Named Gauteng Female Farmer of the Year in 2006, Phosa bought the new farm with a partner she met through the Danish embassy. The 315ha farm has an underground irrigation system, an abattoir and a maize field.

Immediate plans include converting the existing farmhouse into an office block.

Said the farm’s previous owner, Hennie Storm: “From what I have seen, Anna’s going to make a huge success of this. She’s not afraid of hard work.”

When she first switched to farming, Phosa, who until then had worked in her family’s hardware business, knew it was “the end of long nails and manicures”.

She grew up in the rural village of Boukenhouthoek in the former KwaNdebele homeland and always wanted to be a nurse.
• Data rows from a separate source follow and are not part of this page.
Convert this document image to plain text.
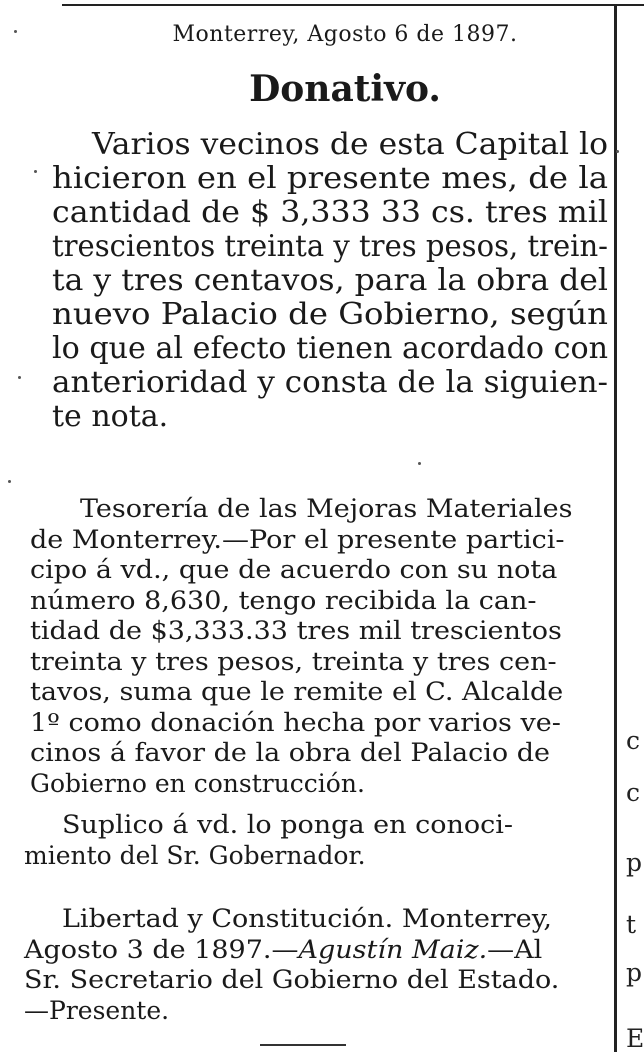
Monterrey, Agosto 6 de 1897.
Donativo.
Varios vecinos de esta Capital lo
hicieron en el presente mes, de la
cantidad de $ 3,333 33 cs. tres mil
trescientos treinta y tres pesos, trein-
ta y tres centavos, para la obra del
nuevo Palacio de Gobierno, según
lo que al efecto tienen acordado con
anterioridad y consta de la siguien-
te nota.
Tesorería de las Mejoras Materiales
de Monterrey.—Por el presente partici-
cipo á vd., que de acuerdo con su nota
número 8,630, tengo recibida la can-
tidad de $3,333.33 tres mil trescientos
treinta y tres pesos, treinta y tres cen-
tavos, suma que le remite el C. Alcalde
1º como donación hecha por varios ve-
cinos á favor de la obra del Palacio de
Gobierno en construcción.
Suplico á vd. lo ponga en conoci-
miento del Sr. Gobernador.
Libertad y Constitución. Monterrey,
Agosto 3 de 1897.—Agustín Maiz.—Al
Sr. Secretario del Gobierno del Estado.
—Presente.
c
c
p
t
p
E
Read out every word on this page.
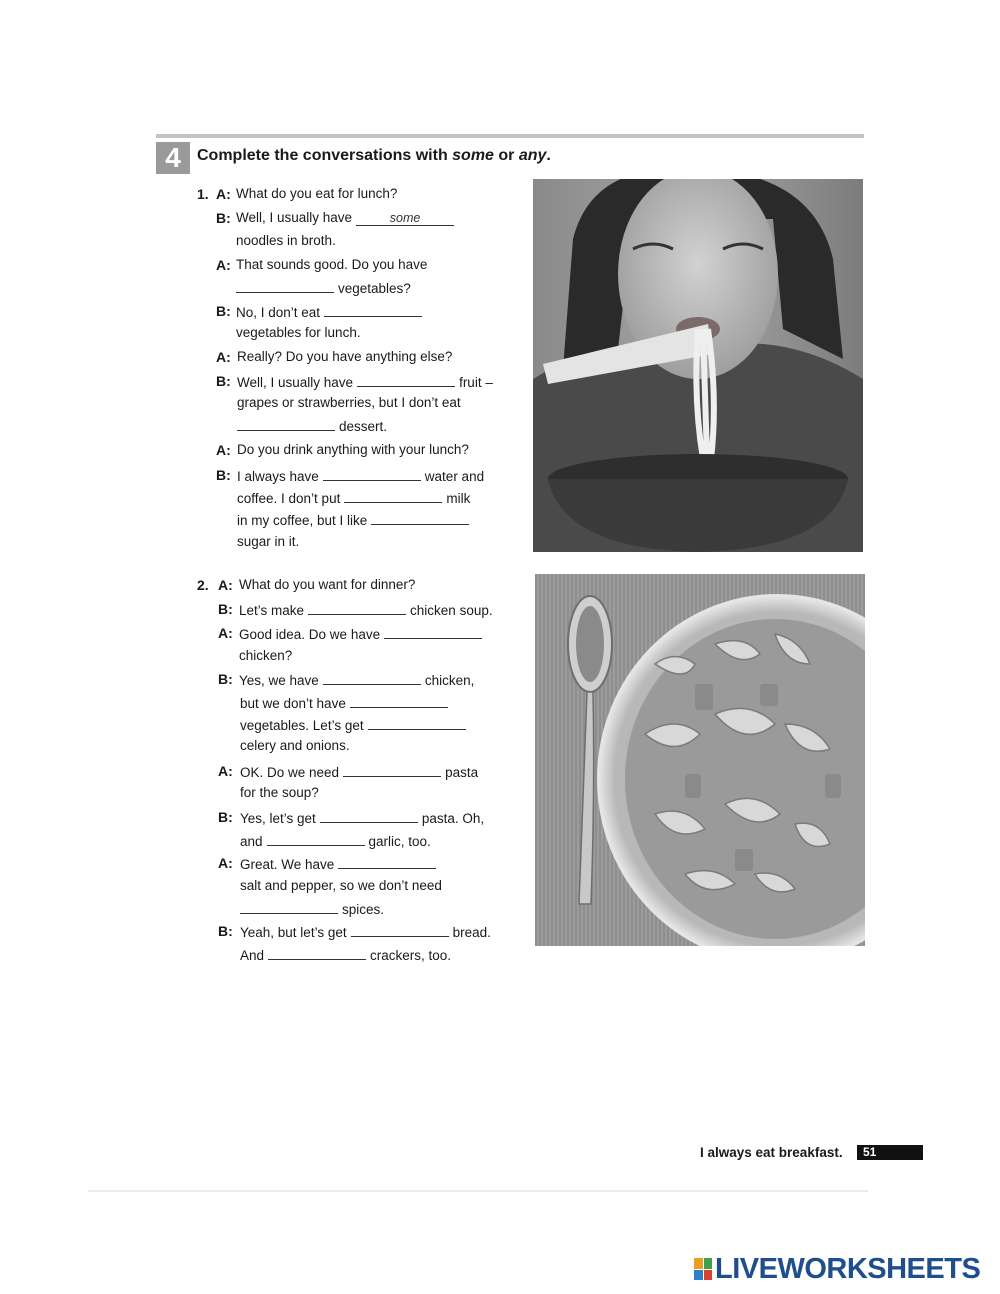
4	Complete the conversations with some or any.
1. A: What do you eat for lunch?
B: Well, I usually have	some
noodles in broth.
A: That sounds good. Do you have
vegetables?
B: No, I don’t eat
vegetables for lunch.
A: Really? Do you have anything else?
B: Well, I usually have	fruit –
grapes or strawberries, but I don’t eat
dessert.
A: Do you drink anything with your lunch?
B: I always have	water and
coffee. I don’t put	milk
in my coffee, but I like
sugar in it.
2. A: What do you want for dinner?
B: Let’s make	chicken soup.
A: Good idea. Do we have
chicken?
B: Yes, we have	chicken,
but we don’t have
vegetables. Let’s get
celery and onions.
A: OK. Do we need	pasta
for the soup?
B: Yes, let’s get	pasta. Oh,
and	garlic, too.
A: Great. We have
salt and pepper, so we don’t need
spices.
B: Yeah, but let’s get	bread.
And	crackers, too.
I always eat breakfast.	51
LIVEWORKSHEETS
“After completing matric I couldn’t pursue my dream because we were raised by a single mother so there was always a push to find jobs and help her,” she said.

In 2003, she and husband David bought a small plot in De Deur south of Johannesburg. The plan was to grow cabbage, spinach, beetroot and green peppers mainly for hawkers, but Phosa kept on growing.

She met a pig farmer at a networking session in Zuurbekom.

“There was this old man called Mr Mohlabi who was a pig farmer, who just inspired me,” she said.

Phosa bought her four piglets from Mohlabi and that was her introduction to pig farming.

She has since travelled to Denmark several times where there is great expertise in the industry. “I was very blank at the time but I had the passion and now that I had the pigs, I had to learn very fast,” she said.

Phosa said she started reading books on pig farming and approached the provincial Department of Agriculture, which introduced her to other farmers.

Late in 2004, she bought a boar for R700. Within four years, her breeding stock had grown and she was able to supply more meat to the market.

She approached Vereeniging Meat Packers and by the following year, they were one of her customers.

In 2006, she stopped working at the family business and focused on farming. In 2007, she wrote to the Danish embassy after reading about the Danish Business to Business programme which brings Danish and SA small- and medium- sized businesses together.

The embassy introduced her to Danish pig farmer Michael Tetzlaff, who has become her mentor.

Denmark’s deputy ambassador to SA, Søren Asp Mikkelsen, said they had invested about R6-million in Phosa’s project.

“We are proud to be associated with the Dreamland farming project,” he said.

“We provide technical training and exchange programmes as well as environmental assessments and improvements.”

Now serving a much bigger market, including Pick n Pay, Phosa said her immediate plan is to expand.